Back in the summer of 2014, Carmelo Anthony of the New York Knicks considered joining Derrick Rose and the Chicago Bulls.
The question is simple—would Anthony be in a better place right now?
Anthony’s Knicks have Phil Jackson steering the ship and a young potential star in Kristaps Porzingis, but sit 13th in the Eastern Conference at 28-43. Chicago, on the other hand, sits in eighth place and in the playoff hunt at 36-33.
One man who has a strong opinion on the matter? Syracuse coach Jim Boeheim. He spoke with “The Michael Kay Show” on ESPN 98.7 FM, as captured by ESPN.com’s Ian Begley:
Boeheim also reiterated that he thinks Anthony should have signed with the Chicago Bulls in the summer of 2014. Anthony seriously considered Chicago, but ultimately signed a five-year, $124 million contract with the Knicks.
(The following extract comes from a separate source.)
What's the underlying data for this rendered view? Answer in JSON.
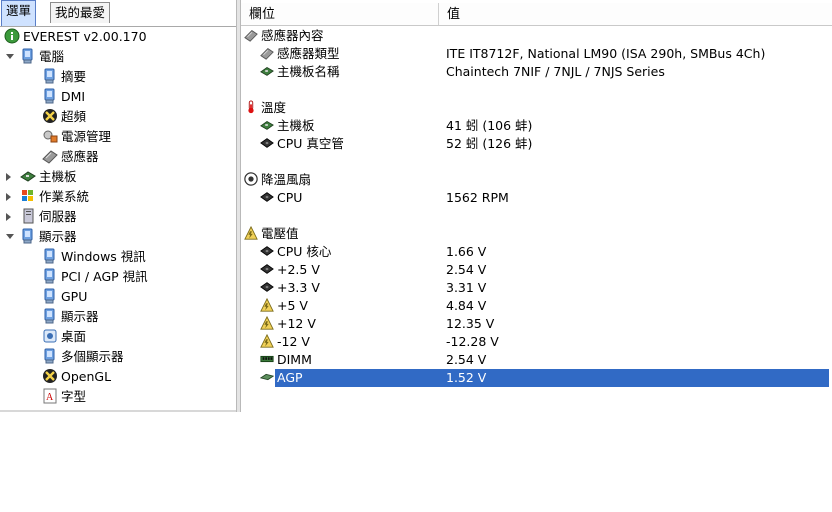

“I would have gone to Chicago,” Boeheim said. “… I think that was the best chance to win, but he told me that he loves New York, he is loyal to New York and he wants to see a winning team in New York. They have Phil Jackson, who knows what he is doing. I think it’s a very loyal move.”
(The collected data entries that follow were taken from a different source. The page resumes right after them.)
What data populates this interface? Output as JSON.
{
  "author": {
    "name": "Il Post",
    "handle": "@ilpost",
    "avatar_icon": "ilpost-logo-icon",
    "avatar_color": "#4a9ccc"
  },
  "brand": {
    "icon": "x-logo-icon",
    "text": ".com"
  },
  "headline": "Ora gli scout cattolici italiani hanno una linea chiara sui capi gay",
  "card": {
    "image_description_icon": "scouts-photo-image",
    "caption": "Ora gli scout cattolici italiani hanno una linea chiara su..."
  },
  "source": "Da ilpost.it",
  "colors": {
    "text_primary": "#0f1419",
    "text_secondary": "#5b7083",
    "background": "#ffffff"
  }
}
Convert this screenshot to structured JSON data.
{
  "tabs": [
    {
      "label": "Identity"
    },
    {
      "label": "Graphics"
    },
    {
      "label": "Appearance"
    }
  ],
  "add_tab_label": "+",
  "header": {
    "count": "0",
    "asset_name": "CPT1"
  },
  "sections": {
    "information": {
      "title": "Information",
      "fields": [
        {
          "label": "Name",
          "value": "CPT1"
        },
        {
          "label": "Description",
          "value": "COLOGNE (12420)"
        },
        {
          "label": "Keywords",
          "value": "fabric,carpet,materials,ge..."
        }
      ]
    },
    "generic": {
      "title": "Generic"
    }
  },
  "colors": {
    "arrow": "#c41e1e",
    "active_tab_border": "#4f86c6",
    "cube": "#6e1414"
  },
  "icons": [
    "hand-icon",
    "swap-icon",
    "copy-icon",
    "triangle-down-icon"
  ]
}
Boeheim remains adamant Anthony will remain with the Knicks, though he would like to see the franchise get him some more help for his remaining two or three years left in his prime.
One can’t help but wonder, though, where the Bulls would stand right now with Anthony on the roster. A Rose-Anthony-Jimmy Butler core would have given plenty of teams fits, especially in the weaker Eastern Conference. The Bulls as they stand now at least have a shot at making some noise in the playoffs, where even the top seed in the conference seems mired in turmoil.
Instead, Anthony hangs around with the Knicks attempting to help a rebuild. He’s got 34-year-old Jose Calderon directing the offense and the lesser-known Lopez brother playing cetner, not to mention the dynamic duo of Arron Afflalo and Sasha Vujacic playing shooting guard.
Odds are Anthony does remain loyal. He controls whether he gets a trade, though one has to wonder what might happen if Jackson and the front office do fail to help the roster take important steps forward.
Loyalty, Jackson and location aside, Anthony isn’t a guy who should want to spend the final years of his prime helping a franchise improve as opposed to contending for titles and that hindsight voice in the back of his head only has to look at the Bulls to start getting restless.
So goes the decision of a superstar who can change the landscape of the league with one sweeping signature. New York understands the pressures of keeping a guy like Anthony on board, so expect them to become quite active this summer.
As for Anthony, he might have to sit at home and watch the Bulls in the playoffs.